O cheiro de glacê ainda nem saiu do forno e já há fila virtual: a Krispy Kreme confirmou a chegada de quatro donuts temáticos de Pokémon às lojas norte-americanas nas próximas semanas, na primeira parceria oficial entre a rede e a marca japonesa nos Estados Unidos. O cardápio coloca Pikachu, Charmander, Squirtle e Bulbasaur para disputar espaço com o clássico Donut Original Glazed, mas o alvo declarado não são as crianças — é o bolso dos trintões criados no Game Boy.
A ofensiva açucarada acontece no ano que antecede o 30º aniversário da série e escancara a guinada da The Pokémon Company para produtos de consumo imediato, baratos na parcela unitária, mas de giro alto. Depois que bonecos premium como o Optimus Prime de R$ 6 mil provaram a fome nostálgica dos adultos, agora a marca testa a mesma emoção em escala fast-food — justamente quando a inflação de alimentos tira o sono do consumidor médio americano.
Pokémon troca cartas por açúcar para segurar fãs adultos em pleno aperto no bolso
O gesto tem lógica: enquanto o preço das cartas colecionáveis explodiu e a febre dos TCG shows sofre com revenda agressiva, um donut de US$ 3 soa inofensivo.

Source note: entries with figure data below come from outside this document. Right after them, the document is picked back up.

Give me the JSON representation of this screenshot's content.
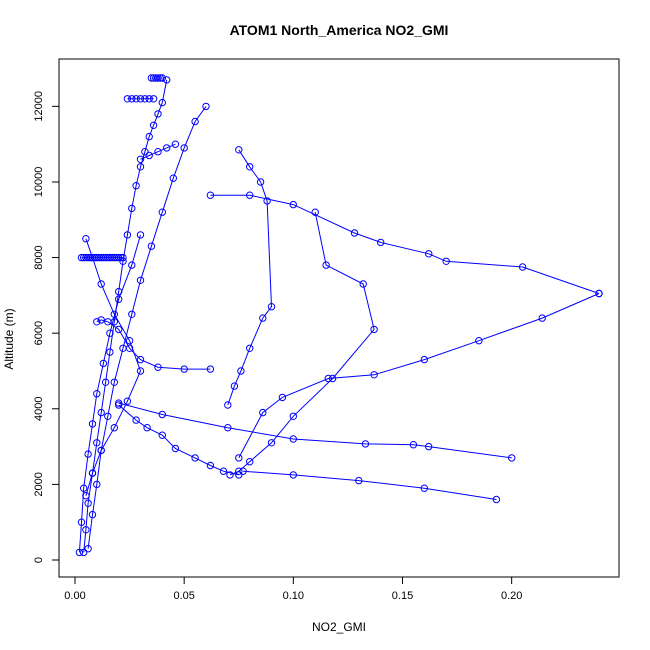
{
  "chart_data": {
    "type": "line",
    "title": "ATOM1 North_America NO2_GMI",
    "xlabel": "NO2_GMI",
    "ylabel": "Altitude (m)",
    "xlim": [
      0,
      0.24
    ],
    "ylim": [
      0,
      12750
    ],
    "x_ticks": [
      0.0,
      0.05,
      0.1,
      0.15,
      0.2
    ],
    "x_tick_labels": [
      "0.00",
      "0.05",
      "0.10",
      "0.15",
      "0.20"
    ],
    "y_ticks": [
      0,
      2000,
      4000,
      6000,
      8000,
      10000,
      12000
    ],
    "y_tick_labels": [
      "0",
      "2000",
      "4000",
      "6000",
      "8000",
      "10000",
      "12000"
    ],
    "series_color": "#0000ff",
    "marker": "open-circle",
    "grid": false,
    "series": [
      {
        "x": [
          0.004,
          0.005,
          0.006,
          0.008,
          0.01,
          0.012,
          0.014,
          0.016,
          0.018,
          0.02,
          0.022,
          0.024,
          0.026,
          0.028,
          0.03,
          0.032,
          0.034,
          0.036,
          0.038,
          0.04,
          0.042
        ],
        "y": [
          200,
          800,
          1500,
          2300,
          3100,
          3900,
          4700,
          5500,
          6300,
          7100,
          7900,
          8600,
          9300,
          9900,
          10400,
          10800,
          11200,
          11500,
          11800,
          12100,
          12700
        ]
      },
      {
        "x": [
          0.006,
          0.008,
          0.01,
          0.012,
          0.015,
          0.018,
          0.022,
          0.026,
          0.03,
          0.035,
          0.04,
          0.045,
          0.05,
          0.055,
          0.06
        ],
        "y": [
          300,
          1200,
          2000,
          2900,
          3800,
          4700,
          5600,
          6500,
          7400,
          8300,
          9200,
          10100,
          10900,
          11600,
          12000
        ]
      },
      {
        "x": [
          0.24,
          0.214,
          0.185,
          0.16,
          0.137,
          0.116,
          0.095,
          0.086,
          0.075
        ],
        "y": [
          7050,
          6400,
          5800,
          5300,
          4900,
          4800,
          4300,
          3900,
          2700
        ]
      },
      {
        "x": [
          0.075,
          0.08,
          0.085,
          0.088,
          0.09,
          0.086,
          0.08,
          0.076,
          0.073,
          0.07
        ],
        "y": [
          10850,
          10400,
          10000,
          9500,
          6700,
          6400,
          5600,
          5000,
          4600,
          4100
        ]
      },
      {
        "x": [
          0.11,
          0.115,
          0.132,
          0.137,
          0.118,
          0.1,
          0.09,
          0.08,
          0.075,
          0.071
        ],
        "y": [
          9200,
          7800,
          7300,
          6100,
          4800,
          3800,
          3100,
          2600,
          2350,
          2250
        ]
      },
      {
        "x": [
          0.2,
          0.162,
          0.155,
          0.133,
          0.1,
          0.07,
          0.04,
          0.02
        ],
        "y": [
          2700,
          3000,
          3050,
          3070,
          3200,
          3500,
          3850,
          4150
        ]
      },
      {
        "x": [
          0.193,
          0.16,
          0.13,
          0.1,
          0.077
        ],
        "y": [
          1600,
          1900,
          2100,
          2250,
          2350
        ]
      },
      {
        "x": [
          0.062,
          0.08,
          0.1,
          0.128,
          0.14,
          0.162,
          0.17,
          0.205,
          0.24
        ],
        "y": [
          9650,
          9650,
          9400,
          8650,
          8400,
          8100,
          7900,
          7750,
          7050
        ]
      },
      {
        "x": [
          0.01,
          0.012,
          0.015,
          0.02,
          0.025,
          0.03,
          0.038,
          0.05,
          0.062
        ],
        "y": [
          6300,
          6350,
          6300,
          6100,
          5600,
          5300,
          5100,
          5050,
          5050
        ]
      },
      {
        "x": [
          0.02,
          0.028,
          0.033,
          0.04,
          0.046,
          0.055,
          0.062,
          0.068,
          0.075
        ],
        "y": [
          4100,
          3700,
          3500,
          3300,
          2950,
          2700,
          2500,
          2350,
          2250
        ]
      },
      {
        "x": [
          0.003,
          0.004,
          0.005,
          0.006,
          0.007,
          0.008,
          0.009,
          0.01,
          0.011,
          0.012,
          0.013,
          0.014,
          0.015,
          0.016,
          0.017,
          0.018,
          0.019,
          0.02,
          0.021,
          0.022
        ],
        "y": [
          8000,
          8000,
          8000,
          8000,
          8000,
          8000,
          8000,
          8000,
          8000,
          8000,
          8000,
          8000,
          8000,
          8000,
          8000,
          8000,
          8000,
          8000,
          8000,
          8000
        ]
      },
      {
        "x": [
          0.024,
          0.026,
          0.028,
          0.03,
          0.032,
          0.034,
          0.036
        ],
        "y": [
          12200,
          12200,
          12200,
          12200,
          12200,
          12200,
          12200
        ]
      },
      {
        "x": [
          0.035,
          0.036,
          0.037,
          0.038,
          0.039,
          0.04
        ],
        "y": [
          12750,
          12750,
          12750,
          12750,
          12750,
          12750
        ]
      },
      {
        "x": [
          0.03,
          0.034,
          0.038,
          0.042,
          0.046
        ],
        "y": [
          10600,
          10700,
          10800,
          10900,
          11000
        ]
      },
      {
        "x": [
          0.005,
          0.008,
          0.012,
          0.018,
          0.024,
          0.03,
          0.025,
          0.018,
          0.012,
          0.008,
          0.005
        ],
        "y": [
          1700,
          2300,
          2900,
          3500,
          4200,
          5000,
          5800,
          6500,
          7300,
          8000,
          8500
        ]
      },
      {
        "x": [
          0.002,
          0.003,
          0.004,
          0.006,
          0.008,
          0.01,
          0.013,
          0.016,
          0.02,
          0.026,
          0.03
        ],
        "y": [
          200,
          1000,
          1900,
          2800,
          3600,
          4400,
          5200,
          6000,
          6900,
          7800,
          8600
        ]
      }
    ]
  }
}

Por menos que o valor de um booster, o comprador leva para casa o mascote recheado de creme e publica a foto no feed — marketing gratuito para ambas as empresas. Internamente, executivos da franquia defendem que “pequenos luxos acessíveis” mantém o fã engajado entre um jogo e outro sem exigir investimento alto.

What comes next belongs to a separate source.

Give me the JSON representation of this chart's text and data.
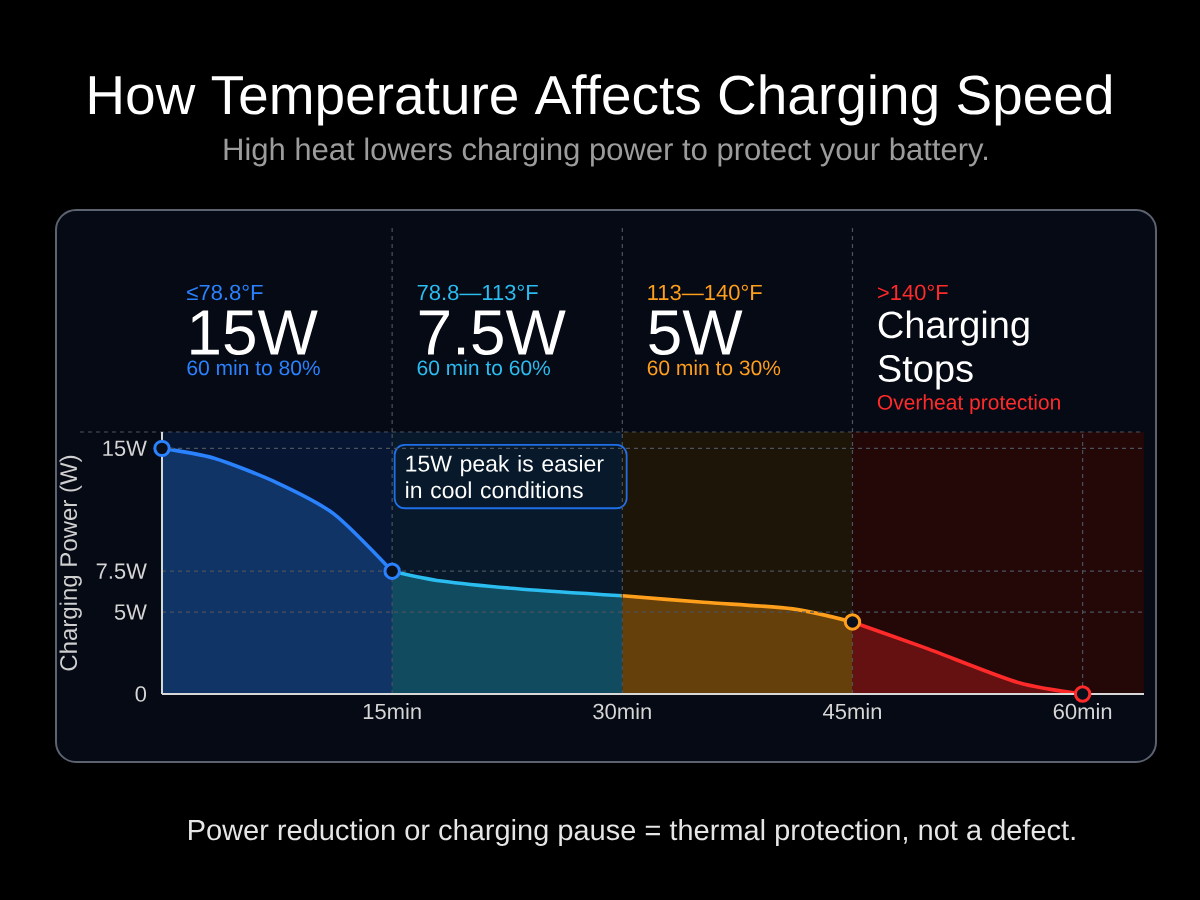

Não é coincidência que a Krispy Kreme aposte em designs 3D, com cobertura que imita a bochecha elétrica de Pikachu ou a chama de Charmander. São formatos mais caros de produzir, mas que justificam a venda em caixas colecionáveis, prática que a rede utiliza em colaborações limitadas para aumentar o ticket médio. A própria companhia admite que parcerias geek podem elevar o tíquete em até 28 % durante o período de campanha.
Por que a Krispy Kreme se tornou a nova vitrine de marcas japonesas
Nos últimos dois anos, a rede ensaiou collabs com Sonic, Hello Kitty e até Gundam em mercados asiáticos. Agora, com Pokémon, os EUA entram oficialmente na rota. Para analistas de varejo, a escolha não é casual: o país segue como maior praça de merchandising da franquia (fora o Japão) e registra recuperação no tráfego de lojas físicas. Levar o pop japonês às vitrines, portanto, vira ferramenta de atração imediata — algo que grandes livrarias perderam após o recuo das revistas em quadrinhos impressas.
Outro ponto: a Krispy Kreme é quase onipresente em eventos esportivos e aeroportos, locais onde a rotatividade favorece edições limitadas. A estratégia contrasta com a exclusividade de boutique que Bandai e Marvel adotaram em recentes investidas, como a linha Barbatos destruído ou os quadrinhos mangá da Casa das Ideias. Aqui, a aposta é volume puro: quanto mais gente tirar foto do donut-Pokébola, maior o efeito de rede.
O detalhe que antecipa o plano para a festa de 30 anos
O release americano menciona discretamente um “número 30” estampado na caixa comemorativa — referência direta ao aniversário de 2025. É a primeira vez que o selo aparece em um produto fora do Japão, sinal claro de que o calendário de celebrações já começou. Fontes ligadas a fornecedores de brindes sugerem que fast-foods rivais, como McDonald’s e Starbucks, receberam pitches semelhantes para o primeiro semestre do ano que vem.
Se confirmado, veremos uma guerra de sobremesas licenciadas disputando o mesmo espaço das tradicionais cartas de brinde. E o consumidor? Entre uma mordida de donut e outra, ele reforça o vínculo emocional que faz da marca Pokémon — avaliadas em mais de US$ 15 bilhões em produtos licenciados — um caso quase único de longevidade pop. Para quem achava que a nostalgia tinha limite de açúcar, a Krispy Kreme acaba de provar o contrário.